Yale Authority on Infertility in the Middle East Is Twice Honored
Yale Professor Marcia Inhorn, a leading scholar in the field of medical anthropology, has been named the first Diane Middlebrook and Carl Djerassi Visiting Professor at the Centre for Gender Studies at the University of Cambridge in honor of her contributions to feminist theory and her empirical research on infertility and assisted reproductive technologies in the Middle East. In addition, Inhorn has recently been named the recipient of the 2010 Royan Award for her pioneering research on the Islamic bioethics of assisted reproduction.
The post that Inhorn will hold at the University of Cambridge was established by Carl Djerassi (best known as the inventor of the oral contraceptive pill) of Stanford University in honor of his late wife Diane Middlebrook, who was the head of gender studies at Stanford. As part of her Visiting Professorship, Inhorn will spend a sabbatical semester at Cambridge in Fall 2010 and will deliver a major public address on October 26. While in the United Kingdom, she will also conduct a town hall meeting with Prof. Djerassi for The Guardian newspaper.
Internationally recognized for her scholarship on the social impact of assisted reproductive technologies (ARTs), Inhorn is the first social scientist to conduct studies on infertility outside the West, including male infertility and “reproductive tourism,” whereby individuals who are prevented from accessing ARTs in their own country seek infertility treatment in countries where those procedures are legal and affordable.

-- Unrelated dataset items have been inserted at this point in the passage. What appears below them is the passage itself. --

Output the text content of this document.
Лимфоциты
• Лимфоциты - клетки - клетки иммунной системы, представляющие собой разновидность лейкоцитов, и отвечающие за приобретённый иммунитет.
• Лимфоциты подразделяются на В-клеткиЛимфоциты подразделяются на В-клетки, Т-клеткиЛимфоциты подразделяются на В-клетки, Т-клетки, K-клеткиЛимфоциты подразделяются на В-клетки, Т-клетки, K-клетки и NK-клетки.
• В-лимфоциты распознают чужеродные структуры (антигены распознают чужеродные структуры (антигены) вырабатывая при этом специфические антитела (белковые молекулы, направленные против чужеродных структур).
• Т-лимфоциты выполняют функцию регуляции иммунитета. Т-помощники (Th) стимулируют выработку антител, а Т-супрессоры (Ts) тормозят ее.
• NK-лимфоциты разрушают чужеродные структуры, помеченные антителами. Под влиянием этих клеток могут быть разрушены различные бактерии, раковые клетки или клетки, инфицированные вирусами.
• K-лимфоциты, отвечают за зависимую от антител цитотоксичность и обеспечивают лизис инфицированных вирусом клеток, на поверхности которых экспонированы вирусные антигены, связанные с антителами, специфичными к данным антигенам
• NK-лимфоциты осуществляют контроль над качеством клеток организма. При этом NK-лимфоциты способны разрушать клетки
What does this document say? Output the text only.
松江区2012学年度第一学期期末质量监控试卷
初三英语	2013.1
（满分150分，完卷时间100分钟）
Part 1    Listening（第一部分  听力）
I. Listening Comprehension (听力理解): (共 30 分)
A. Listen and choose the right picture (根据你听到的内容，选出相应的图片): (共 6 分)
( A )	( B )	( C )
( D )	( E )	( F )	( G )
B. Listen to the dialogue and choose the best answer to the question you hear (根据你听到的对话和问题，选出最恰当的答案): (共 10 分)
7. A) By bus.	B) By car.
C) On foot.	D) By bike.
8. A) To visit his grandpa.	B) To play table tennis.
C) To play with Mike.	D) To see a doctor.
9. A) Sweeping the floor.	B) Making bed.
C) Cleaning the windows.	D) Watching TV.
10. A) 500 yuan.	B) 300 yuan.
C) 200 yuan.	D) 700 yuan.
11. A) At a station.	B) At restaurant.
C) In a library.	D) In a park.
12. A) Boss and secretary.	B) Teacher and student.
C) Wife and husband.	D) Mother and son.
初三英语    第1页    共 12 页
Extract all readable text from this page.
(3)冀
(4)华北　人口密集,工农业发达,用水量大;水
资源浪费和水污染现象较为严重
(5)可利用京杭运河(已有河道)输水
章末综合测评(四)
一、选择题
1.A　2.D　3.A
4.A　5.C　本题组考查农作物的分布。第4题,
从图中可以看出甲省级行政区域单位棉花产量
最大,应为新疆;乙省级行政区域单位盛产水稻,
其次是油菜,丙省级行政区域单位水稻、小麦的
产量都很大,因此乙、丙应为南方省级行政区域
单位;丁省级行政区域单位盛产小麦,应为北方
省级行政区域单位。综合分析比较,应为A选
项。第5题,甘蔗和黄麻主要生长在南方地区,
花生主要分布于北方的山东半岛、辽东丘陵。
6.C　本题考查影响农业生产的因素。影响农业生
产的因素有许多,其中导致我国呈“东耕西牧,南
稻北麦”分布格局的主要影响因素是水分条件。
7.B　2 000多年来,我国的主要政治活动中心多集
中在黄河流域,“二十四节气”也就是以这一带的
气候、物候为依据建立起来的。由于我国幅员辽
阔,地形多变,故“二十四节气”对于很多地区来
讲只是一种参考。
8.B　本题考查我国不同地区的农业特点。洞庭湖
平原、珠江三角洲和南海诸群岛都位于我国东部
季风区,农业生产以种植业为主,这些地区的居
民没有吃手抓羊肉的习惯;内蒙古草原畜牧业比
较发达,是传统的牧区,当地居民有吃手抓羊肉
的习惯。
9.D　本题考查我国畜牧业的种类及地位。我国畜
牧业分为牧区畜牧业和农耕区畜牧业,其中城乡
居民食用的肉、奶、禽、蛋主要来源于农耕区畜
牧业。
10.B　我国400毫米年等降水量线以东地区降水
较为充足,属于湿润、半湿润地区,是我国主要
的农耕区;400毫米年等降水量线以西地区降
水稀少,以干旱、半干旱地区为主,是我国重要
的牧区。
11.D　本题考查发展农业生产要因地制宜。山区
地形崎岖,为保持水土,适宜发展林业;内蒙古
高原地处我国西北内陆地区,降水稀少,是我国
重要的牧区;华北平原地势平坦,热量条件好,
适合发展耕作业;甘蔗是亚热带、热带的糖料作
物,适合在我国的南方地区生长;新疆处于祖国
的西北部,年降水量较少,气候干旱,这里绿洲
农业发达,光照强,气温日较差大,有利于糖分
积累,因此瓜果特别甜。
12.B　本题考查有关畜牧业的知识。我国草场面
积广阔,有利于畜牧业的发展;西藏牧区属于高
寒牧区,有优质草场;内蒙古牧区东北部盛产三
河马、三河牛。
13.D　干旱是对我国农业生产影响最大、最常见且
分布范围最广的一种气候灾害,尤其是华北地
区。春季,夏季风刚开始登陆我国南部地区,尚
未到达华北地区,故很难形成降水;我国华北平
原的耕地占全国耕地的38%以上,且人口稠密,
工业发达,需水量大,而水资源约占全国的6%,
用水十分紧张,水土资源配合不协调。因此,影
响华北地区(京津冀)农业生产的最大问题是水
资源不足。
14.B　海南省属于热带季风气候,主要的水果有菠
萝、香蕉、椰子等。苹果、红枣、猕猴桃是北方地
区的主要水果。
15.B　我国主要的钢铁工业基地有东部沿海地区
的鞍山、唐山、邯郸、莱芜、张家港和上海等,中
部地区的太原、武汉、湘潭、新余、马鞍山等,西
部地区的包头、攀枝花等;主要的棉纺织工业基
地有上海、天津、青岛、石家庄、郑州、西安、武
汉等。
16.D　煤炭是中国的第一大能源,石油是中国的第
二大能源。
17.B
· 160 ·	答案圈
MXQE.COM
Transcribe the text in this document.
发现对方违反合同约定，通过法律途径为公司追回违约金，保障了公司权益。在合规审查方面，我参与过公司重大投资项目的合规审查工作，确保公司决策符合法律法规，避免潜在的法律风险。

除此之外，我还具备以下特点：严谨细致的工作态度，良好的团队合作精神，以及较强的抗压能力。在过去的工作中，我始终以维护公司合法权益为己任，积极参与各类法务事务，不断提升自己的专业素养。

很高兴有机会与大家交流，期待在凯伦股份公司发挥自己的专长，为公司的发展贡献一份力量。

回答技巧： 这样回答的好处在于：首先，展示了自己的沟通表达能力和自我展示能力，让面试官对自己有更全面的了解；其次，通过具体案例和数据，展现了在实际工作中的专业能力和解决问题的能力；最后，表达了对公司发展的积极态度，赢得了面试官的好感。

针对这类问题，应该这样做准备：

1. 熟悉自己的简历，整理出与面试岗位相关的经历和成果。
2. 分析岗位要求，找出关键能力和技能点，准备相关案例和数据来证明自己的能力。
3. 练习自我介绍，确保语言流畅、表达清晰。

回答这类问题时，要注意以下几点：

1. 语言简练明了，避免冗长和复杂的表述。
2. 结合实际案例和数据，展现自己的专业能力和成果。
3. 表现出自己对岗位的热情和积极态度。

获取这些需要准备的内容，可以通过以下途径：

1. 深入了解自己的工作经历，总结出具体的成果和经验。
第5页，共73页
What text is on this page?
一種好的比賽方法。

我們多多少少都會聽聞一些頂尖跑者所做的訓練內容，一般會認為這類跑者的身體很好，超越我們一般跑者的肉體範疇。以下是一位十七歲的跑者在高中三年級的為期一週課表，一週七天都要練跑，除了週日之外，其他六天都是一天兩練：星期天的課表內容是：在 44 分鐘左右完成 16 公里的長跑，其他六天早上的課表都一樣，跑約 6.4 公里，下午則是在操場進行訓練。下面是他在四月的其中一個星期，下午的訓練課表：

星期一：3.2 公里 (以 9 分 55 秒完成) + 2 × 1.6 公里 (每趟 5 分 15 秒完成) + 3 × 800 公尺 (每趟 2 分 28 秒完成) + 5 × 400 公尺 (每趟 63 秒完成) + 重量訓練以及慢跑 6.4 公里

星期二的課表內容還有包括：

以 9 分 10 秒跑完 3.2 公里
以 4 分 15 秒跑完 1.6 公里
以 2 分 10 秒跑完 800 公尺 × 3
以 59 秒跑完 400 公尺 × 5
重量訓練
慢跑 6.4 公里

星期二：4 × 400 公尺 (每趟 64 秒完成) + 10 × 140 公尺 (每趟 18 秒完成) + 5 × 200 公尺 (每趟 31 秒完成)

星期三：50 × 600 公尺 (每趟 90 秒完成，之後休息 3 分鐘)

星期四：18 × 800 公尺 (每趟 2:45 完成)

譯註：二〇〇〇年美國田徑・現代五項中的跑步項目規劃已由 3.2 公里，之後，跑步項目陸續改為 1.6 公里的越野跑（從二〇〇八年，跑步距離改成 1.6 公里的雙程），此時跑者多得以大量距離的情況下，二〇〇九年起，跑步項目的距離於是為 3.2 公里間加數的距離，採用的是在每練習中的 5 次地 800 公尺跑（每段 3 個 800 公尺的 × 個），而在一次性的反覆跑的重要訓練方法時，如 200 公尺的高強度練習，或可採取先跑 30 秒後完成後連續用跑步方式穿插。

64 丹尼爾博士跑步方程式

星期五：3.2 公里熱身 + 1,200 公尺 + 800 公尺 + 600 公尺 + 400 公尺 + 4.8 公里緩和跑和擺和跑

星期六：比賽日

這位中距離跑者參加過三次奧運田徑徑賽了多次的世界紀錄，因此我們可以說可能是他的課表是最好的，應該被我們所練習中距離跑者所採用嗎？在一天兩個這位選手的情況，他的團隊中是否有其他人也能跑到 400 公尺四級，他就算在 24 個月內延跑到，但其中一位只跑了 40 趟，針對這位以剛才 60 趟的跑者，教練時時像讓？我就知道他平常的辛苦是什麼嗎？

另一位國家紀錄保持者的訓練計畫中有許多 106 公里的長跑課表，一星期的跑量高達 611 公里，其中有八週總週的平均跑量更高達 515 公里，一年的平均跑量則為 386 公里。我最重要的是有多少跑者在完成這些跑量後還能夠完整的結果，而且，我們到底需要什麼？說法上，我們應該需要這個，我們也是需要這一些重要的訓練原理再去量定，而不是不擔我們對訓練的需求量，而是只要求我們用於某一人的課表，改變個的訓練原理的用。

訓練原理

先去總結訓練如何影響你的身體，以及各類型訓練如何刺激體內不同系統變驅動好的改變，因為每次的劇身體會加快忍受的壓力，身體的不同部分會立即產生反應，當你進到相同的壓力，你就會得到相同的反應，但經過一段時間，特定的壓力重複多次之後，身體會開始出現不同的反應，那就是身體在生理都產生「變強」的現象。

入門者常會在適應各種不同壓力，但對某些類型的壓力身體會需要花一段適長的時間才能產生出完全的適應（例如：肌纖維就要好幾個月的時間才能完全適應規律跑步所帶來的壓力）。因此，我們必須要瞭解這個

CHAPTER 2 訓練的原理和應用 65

Inhorn, who is the William K. Lanman Jr. Professor of Anthropology and International Affairs at Yale, began working in Egypt in the late 1980s, examining both the stigma of infertility, but also the introduction of in vitro fertilization (IVF) and other ARTs into the Middle Eastern region. In recent years, she has examined the varying Islamic bioethical discourses surrounding gamete donation (donor eggs and sperm) and surrogacy, which are now allowed in Shia-dominant Iran and Lebanon, but banned in other Muslim countries. In 2006, Inhorn traveled to Iran to address this issue at a conference on “Embryo and Gamete Donation” and wrote a piece on her experience for The Chronicle of Higher Education. The Royan Award, given by the Royan Institute, a leading center for reproductive biomedicine and stem cell research in Tehran, recognizes Inhorn’s contributions to the scholarship of IVF and gamete donation in the Muslim world. Inhorn has been invited to receive her prize and deliver a lecture there in September 2010.
At Yale, Inhorn serves as chair of the Council on Middle East Studies in the MacMillan Center for International and Area Studies, and is the founding editor of Journal of Middle East Women’s Studies, the professional journal of the Association of Middle East Women’s Studies of the Middle East Studies Association. She is currently completing a book, “Reconceiving Middle Eastern Manhood: Islam, Assisted Reproduction, and Emergent Masculinities,” which promises to challenge many Western stereotypes about Middle Eastern men and their treatment of women.
In addition to her work in Middle East Studies, Inhorn is a past-president of the Society for Medical Anthropology (SMA) of the American Anthropological Association, and was program chair and co-organizer of the SMA conference on “Medical Anthropology at the Intersections: Celebrating 50 Years of Interdisciplinarity,” which was held at Yale in September 2009.
Inhorn has written three award-winning books on infertility in Egypt and has edited numerous volumes on reproduction and global health more generally. She is associate editor of Global Public Health and co-editor of the Berghahn Book series on “Fertility, Sexuality, and Reproduction.”